The speaker emphasized that model quality strongly depends on the quality of the data used. If the data entering the model are still problematic, the resulting predictions may also be incorrect. The principle of garbage in, garbage out is highly relevant in this context. Even a complex model will not produce reliable decisions if the data used have not been properly cleaned and understood.

Another important question discussed in this activity was whether AI can be directly used to solve medical problems. The answer is not that simple. AI cannot be used merely by feeding data into a model without understanding the problem context, data quality, patient characteristics, class distribution, risk of error, and the intended purpose of the model. AI must go through validation, evaluation, interpretation, and supervision processes to ensure that it is used responsibly.
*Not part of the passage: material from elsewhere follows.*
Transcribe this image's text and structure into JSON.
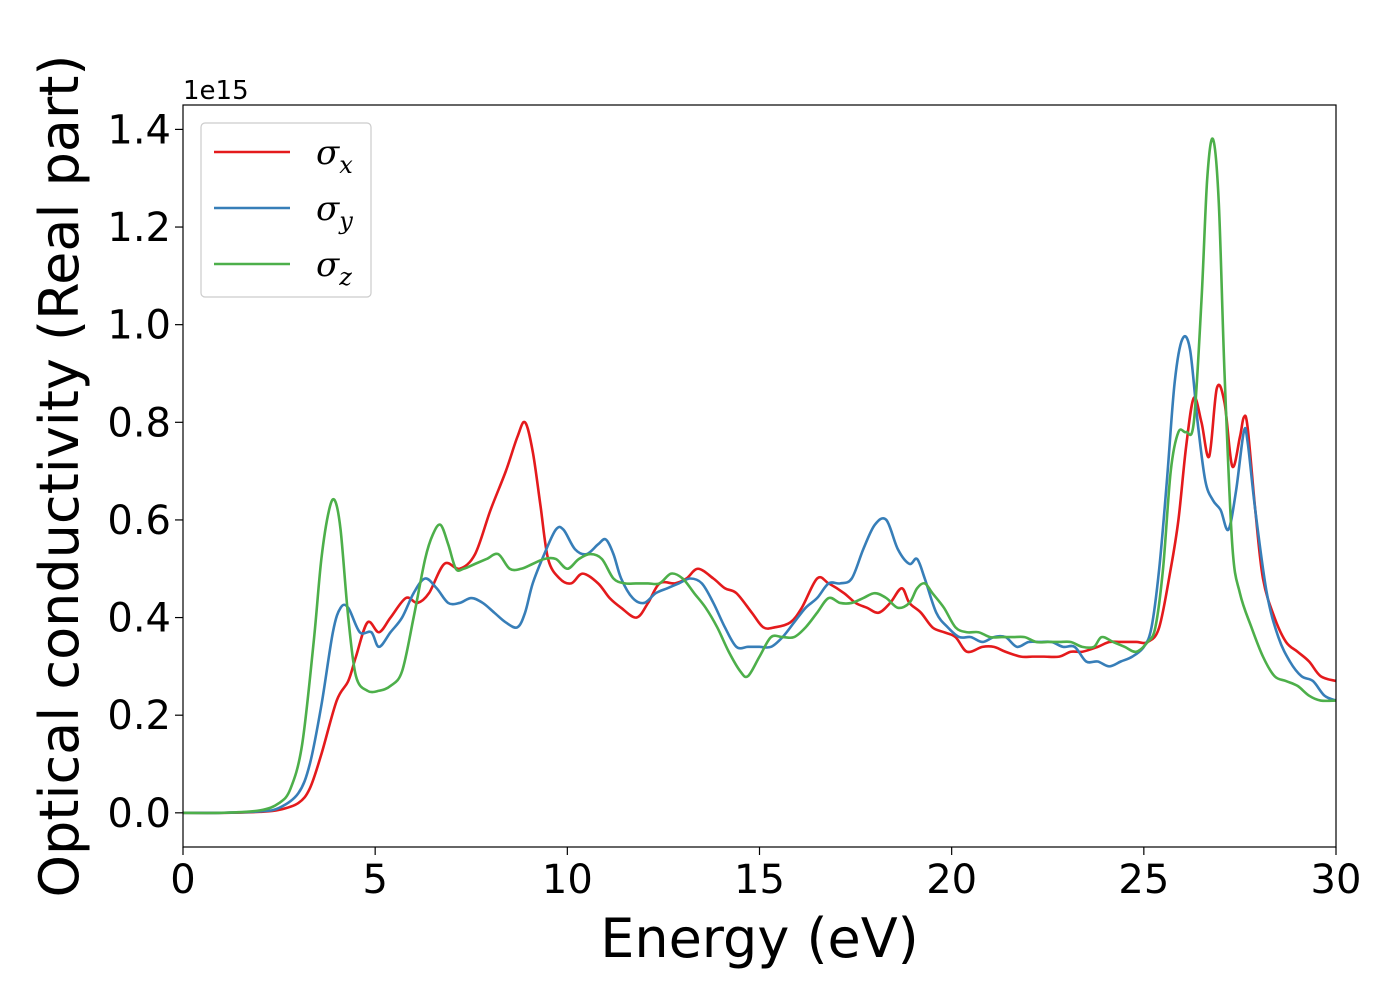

In the educational context, this activity provided students with the insight that pattern recognition is not only about running algorithms, but also about understanding the problem, designing an appropriate pipeline, selecting relevant features, cleaning data, critically evaluating models, and considering the impact of prediction results. Students were also encouraged to understand that the use of AI, particularly in the medical field, must be carried out carefully because it is associated with decisions that have high consequences.

Through this UGC activity, students of the Department of Informatics are expected to gain a broader understanding of the progression of pattern recognition from fundamental concepts to its application in medical diagnosis. This topic also opened a space for discussion on how AI technology can be developed to be more accurate, safe, and responsible, particularly in the healthcare sector.

This Undip Global Classroom activity is expected to continue serving as a platform for expanding students’ academic perspectives, strengthening international networks, and introducing recent developments in research and technology that are relevant to scientific advancement and societal needs.